There are many ways to experience the joys of overregulation, but friends tell me that one of the finest was a dinner date in Moscow circa 1986. First, you were lucky just to find a cab: Drivers got a salary that didn’t depend on taking passengers, so many just siphoned off their gas for resale, set out the pickles and vodka, and called it a day. Local chefs, meanwhile, desperately cultivated a reputation for inedible food — their paycheck came in even as patrons kept out. Richard Epstein, who has recently been installed as the Laurence A. Tisch Professor of Law at New York University School of Law, knows this country isn’t the USSR, but neither is it quite the U.S.A. of his youth. “Once upon a time,” he writes in his new book, Design for Liberty, “I was confident that the forces of growth and prosperity could maintain the upper hand. But watching the flailing of political actors, and the drift of our economic system, I am no longer so sure.”
When Professor Epstein speaks, you listen. He is author of two dozen books, the best known perhaps being his classic Takings: Private Property and the Power of Eminent Domain (1985) and How Progressives Rewrote the Constitution (2006). In an academy that prizes specialization, he has singlehandedly taught an entire curriculum: civil procedure, constitutional law, corporations, communications, contracts, criminal law, and corporate taxation — just to take the ones that start with “c.” His comprehensive mind unfolds here in what amounts to a 200-page brief against the errors of modern American law and governance. His “central proposition” is that “ambitious social agendas introduce massive amounts of administrative discretion that are inconsistent with the rule of law.” The time is ripe for “critics of central planning” to “resurrect” the “modest and more focused classical liberal system” that progressives displaced, an order based on the “twin pillars” of contract and property common law.
What went wrong? He would answer: What didn’t? Woodrow Wilson’s Federal Trade Commission (1914) and Herbert Hoover’s Revenue Act (1932) only prefigured FDR’s National Labor Relations Act (1935), Fair Labor Standards Act (1938), and Securities and Exchange Act (1934). LBJ signed the Economic Opportunity Act (1964), Civil Rights Act (1964), and Medicare and Medicaid acts (1965), while Nixon and Ford waded into environmental protection (EPA, 1970), workplace safety (OSHA, 1970), and employee pensions (ERISA, 1974). Behind each aggrandizement of authority was the conviction that impartial experts could protect us in ways that free markets, overburdened legislators, generalist judges, and citizen juries could not. That spirit, Epstein feels, thrives. Last year saw the Wall Street Reform and Consumer Protection Act and the Patient Protection and Affordable Care Act.
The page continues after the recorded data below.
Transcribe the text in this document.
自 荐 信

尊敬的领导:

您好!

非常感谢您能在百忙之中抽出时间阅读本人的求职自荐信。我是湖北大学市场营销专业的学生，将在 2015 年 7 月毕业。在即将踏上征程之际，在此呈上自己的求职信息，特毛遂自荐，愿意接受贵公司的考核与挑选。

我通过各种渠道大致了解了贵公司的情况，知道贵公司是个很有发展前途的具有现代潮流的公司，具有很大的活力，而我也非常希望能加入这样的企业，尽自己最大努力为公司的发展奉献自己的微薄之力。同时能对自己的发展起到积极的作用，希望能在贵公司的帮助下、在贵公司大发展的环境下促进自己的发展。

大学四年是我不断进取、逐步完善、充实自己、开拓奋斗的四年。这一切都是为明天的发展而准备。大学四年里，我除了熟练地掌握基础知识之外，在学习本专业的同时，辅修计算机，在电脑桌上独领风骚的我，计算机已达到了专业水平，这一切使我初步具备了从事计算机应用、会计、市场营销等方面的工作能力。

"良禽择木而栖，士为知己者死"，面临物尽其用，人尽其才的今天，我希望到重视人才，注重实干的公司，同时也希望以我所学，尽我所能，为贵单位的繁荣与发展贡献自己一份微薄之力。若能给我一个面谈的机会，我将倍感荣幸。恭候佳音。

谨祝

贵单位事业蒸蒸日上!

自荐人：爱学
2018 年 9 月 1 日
Government today, in terms of sheer tonnage, means agencies. They take shape in departments, boards, and commissions. The Bureau of Land Management leases public land; the Internal Revenue Service collects taxes; the Centers for Disease Control gathers epidemiological data; the Air Force orders jets; the Transportation Security Administration removes your shoes. The more muscular agencies bring lawsuits, inspections, and criminal fines, or promulgate binding “rules” that govern banking, insurance, utilities, finance, industry, labor, professions, health, and morals. Without them, government as we know it would not exist.
Epstein, however, is unable to reconcile their power with what we call the “rule of law,” that ancient, majestic union of legal principles comprising “neutrality, generality, clarity, consistency, and prospectivity.” He sees a society choked with regulation, needlessly and self-defeatingly inefficient, ignorant of economic fact. He knows that Social Security must be dispensed and highways built; his plea, rather, is to have us recognize that “large doses of discretion” produce rent-seeking, caprice, waste, and delay. The SEC checks the free flow of information; affordable-housing schemes reduce the supply of homes; politically charged green hearings strangle investment. A California developer reports that the number of functionaries needed to issue a permit authorizing a new 2,700-square-foot building outnumbered the number of construction workers that built the thing. And the flipside of an agency’s specialization is often deep bias, whether toward management or labor, landlord or tenant, firm or investor.